Studi tersebut menunjukkan bahwa kognisi moral tidak hanya abadi, tetapi budaya juga memainkan peran utama dalam membentuknya, demikian simpulan para penulis. Selain menginformasikan teori tentang bagaimana orang bernalar benar dan salah, mereka berpendapat, dinamika tersebut dapat memengaruhi penafsiran peristiwa terkini yang kompleks—mulai dari pertikaian antarpribadi hingga konflik nasional—”dengan penyebab yang berasal dari masa lalu dan konsekuensi yang akan terjadi di masa mendatang.”
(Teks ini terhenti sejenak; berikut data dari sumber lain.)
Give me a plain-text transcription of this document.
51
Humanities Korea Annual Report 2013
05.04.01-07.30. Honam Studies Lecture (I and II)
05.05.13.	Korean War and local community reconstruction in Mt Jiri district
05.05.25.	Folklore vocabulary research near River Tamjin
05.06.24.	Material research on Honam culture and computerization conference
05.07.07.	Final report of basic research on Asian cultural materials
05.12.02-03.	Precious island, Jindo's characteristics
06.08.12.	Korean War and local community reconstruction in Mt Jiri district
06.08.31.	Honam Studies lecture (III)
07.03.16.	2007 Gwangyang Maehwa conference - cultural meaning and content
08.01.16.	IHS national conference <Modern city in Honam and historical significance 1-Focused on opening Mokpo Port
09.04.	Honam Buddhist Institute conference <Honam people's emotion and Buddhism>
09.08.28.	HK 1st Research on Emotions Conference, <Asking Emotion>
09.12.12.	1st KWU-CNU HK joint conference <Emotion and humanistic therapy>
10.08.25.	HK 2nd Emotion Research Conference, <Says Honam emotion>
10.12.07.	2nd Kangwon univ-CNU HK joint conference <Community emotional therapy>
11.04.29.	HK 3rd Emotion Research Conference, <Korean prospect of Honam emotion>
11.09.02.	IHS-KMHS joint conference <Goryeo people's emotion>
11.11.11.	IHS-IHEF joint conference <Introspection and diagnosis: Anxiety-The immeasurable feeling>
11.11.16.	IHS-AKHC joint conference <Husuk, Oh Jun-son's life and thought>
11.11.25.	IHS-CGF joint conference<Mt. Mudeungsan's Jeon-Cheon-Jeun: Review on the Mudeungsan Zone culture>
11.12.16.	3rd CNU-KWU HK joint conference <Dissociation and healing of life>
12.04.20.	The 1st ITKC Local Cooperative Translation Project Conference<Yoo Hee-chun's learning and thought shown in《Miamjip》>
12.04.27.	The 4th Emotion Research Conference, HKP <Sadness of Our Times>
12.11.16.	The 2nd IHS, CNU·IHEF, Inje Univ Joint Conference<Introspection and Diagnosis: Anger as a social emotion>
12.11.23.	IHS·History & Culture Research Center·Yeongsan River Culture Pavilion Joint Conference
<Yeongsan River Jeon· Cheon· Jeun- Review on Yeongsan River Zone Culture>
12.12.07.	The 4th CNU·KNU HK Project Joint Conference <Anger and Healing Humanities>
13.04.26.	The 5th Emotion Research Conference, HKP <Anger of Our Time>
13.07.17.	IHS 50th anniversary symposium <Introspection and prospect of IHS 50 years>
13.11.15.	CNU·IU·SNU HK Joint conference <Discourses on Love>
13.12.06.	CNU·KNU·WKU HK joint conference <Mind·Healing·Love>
“Waktu sangatlah penting untuk dipertimbangkan, karena reaksi orang terhadap konflik mungkin tidak hanya mencerminkan kondisi pikiran mereka saat ini, tetapi juga Dan antisipasi, baik untuk diri mereka sendiri maupun negara mereka,” kata Wang. “Itu dapat membantu kita memahami bagaimana sebuah keputusan dibuat, dan mempertimbangkan faktor yang lebih kompleks daripada sekadar benar dan salah.”

Informasi lebih lanjut:
Qi Wang dkk., Apakah tindakan di masa depan lebih penting daripada perbuatan di masa lalu? Atribusi moral temporal pada anak usia sekolah di AS dan Tiongkok., Psikologi Perkembangan (2024). Nomor Induk Kependudukan: 10.1037/dev0001825

Disediakan oleh
Universitas Cornell

Kutipan: Apakah tindakan di masa depan lebih penting daripada tindakan di masa lalu? Itu tergantung pada waktu dan budaya (22 Agustus 2024) diambil pada 22 Agustus 2024 dari https://phys.org/news/2024-08-future-actions-deeds-culture.html

Dokumen ini dilindungi hak cipta. Selain dari perlakuan yang wajar untuk tujuan studi atau penelitian pribadi, tidak ada bagian yang boleh direproduksi tanpa izin tertulis. Konten disediakan hanya untuk tujuan informasi.